Streamers tend to make a lot of money in part because most of them have strong personalities that some viewers find quite entertaining to follow. By running streaming channels, such gamers can make money on the side through running ads on their channels or receiving donations from members who subscribe to the channel.

However, some gamers have made a fortune by rising up the ranks to become reputable professional eSports gamers. Such gamers compete in tournaments around the world, be it online or in tournaments where viewers congregate. Successful pro gamers stand to walk away with six-figure salaries or even millions. Some of the reputable eSports professional gamers started playing at the age of 16, and most of them tend to retire at the age of 24.

ESports players might play the games solo or join teams to compete for cash prizes. Teams specialize and compete against other teams in popular games such as League of Legends or Counter-Strike. The best teams many at times get signed up by some of the big brands. For instance, video game developers can select a team to represent their respective video games.

ESports Audience

The worldwide eSports audience is likely to reach 600 million by 2023, a 70% plus increase from 2017 levels. A majority of the gaming fans are Millennials that big brands are increasingly targeting.  In the U.S for instance, 62% of eSports viewers are aged between 18 to 34 years.

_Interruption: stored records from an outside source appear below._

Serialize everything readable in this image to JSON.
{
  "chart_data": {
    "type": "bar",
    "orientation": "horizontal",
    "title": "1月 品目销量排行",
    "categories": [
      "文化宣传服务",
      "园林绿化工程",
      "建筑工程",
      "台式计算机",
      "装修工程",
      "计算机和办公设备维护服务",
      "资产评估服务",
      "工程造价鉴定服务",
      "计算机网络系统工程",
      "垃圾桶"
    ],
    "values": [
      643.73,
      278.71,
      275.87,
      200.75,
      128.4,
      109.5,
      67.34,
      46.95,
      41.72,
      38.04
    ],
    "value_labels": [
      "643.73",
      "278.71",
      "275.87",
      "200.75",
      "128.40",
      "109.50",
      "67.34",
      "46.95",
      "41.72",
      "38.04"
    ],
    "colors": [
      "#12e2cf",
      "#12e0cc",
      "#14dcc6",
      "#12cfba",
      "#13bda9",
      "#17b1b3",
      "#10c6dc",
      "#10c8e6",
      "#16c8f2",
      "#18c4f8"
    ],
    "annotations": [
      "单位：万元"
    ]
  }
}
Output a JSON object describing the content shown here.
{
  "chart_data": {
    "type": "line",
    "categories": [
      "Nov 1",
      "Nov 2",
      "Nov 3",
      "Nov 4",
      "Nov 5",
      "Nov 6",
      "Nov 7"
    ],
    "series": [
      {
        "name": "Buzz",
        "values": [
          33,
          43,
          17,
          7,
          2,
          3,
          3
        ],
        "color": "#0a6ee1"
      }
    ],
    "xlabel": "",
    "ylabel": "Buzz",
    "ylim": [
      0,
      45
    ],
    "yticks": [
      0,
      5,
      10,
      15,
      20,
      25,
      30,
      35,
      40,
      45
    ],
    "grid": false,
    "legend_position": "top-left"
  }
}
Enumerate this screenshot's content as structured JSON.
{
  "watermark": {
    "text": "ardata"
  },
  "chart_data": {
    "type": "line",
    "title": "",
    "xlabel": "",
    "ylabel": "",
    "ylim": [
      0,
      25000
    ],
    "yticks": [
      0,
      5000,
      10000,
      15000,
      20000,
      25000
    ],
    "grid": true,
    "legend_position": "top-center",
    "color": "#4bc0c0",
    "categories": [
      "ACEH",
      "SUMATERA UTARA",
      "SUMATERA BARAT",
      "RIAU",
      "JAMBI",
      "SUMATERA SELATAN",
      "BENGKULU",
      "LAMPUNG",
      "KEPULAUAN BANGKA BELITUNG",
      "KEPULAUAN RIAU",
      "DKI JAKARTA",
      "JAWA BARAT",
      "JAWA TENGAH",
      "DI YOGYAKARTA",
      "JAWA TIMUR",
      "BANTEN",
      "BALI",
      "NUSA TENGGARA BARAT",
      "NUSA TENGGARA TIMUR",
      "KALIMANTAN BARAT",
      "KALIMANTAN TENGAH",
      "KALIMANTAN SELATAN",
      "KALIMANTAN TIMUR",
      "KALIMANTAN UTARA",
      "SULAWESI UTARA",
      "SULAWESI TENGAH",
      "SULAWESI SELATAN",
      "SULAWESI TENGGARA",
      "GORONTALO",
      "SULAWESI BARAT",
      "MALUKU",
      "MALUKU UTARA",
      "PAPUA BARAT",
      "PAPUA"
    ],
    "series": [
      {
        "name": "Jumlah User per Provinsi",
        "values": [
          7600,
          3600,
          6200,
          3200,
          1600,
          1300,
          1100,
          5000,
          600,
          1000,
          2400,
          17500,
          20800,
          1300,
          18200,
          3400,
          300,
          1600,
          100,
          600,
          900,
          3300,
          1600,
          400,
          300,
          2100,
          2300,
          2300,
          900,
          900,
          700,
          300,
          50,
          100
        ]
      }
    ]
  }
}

ESports audience should continue to rise, driven by many factors key among them being increased investments from traditional sports leagues. An increase in the number of broadcast deals should result in the eSports spectacle finding its way into many households. Growth in the mobile-based eSports scene should also continue to attract more people into the business.

Data Business Insider indicates that 58% of the audience is open to brands involvement in the business. An upsurge in eSports audience explains increased brand activity. Celebrities, as well as renowned athletes, are also getting involved in the industry to take advantage of the big audience.  For instance, basketball legend Michael Jordan and hip-hop artist Drake have all made investments in eSports ventures.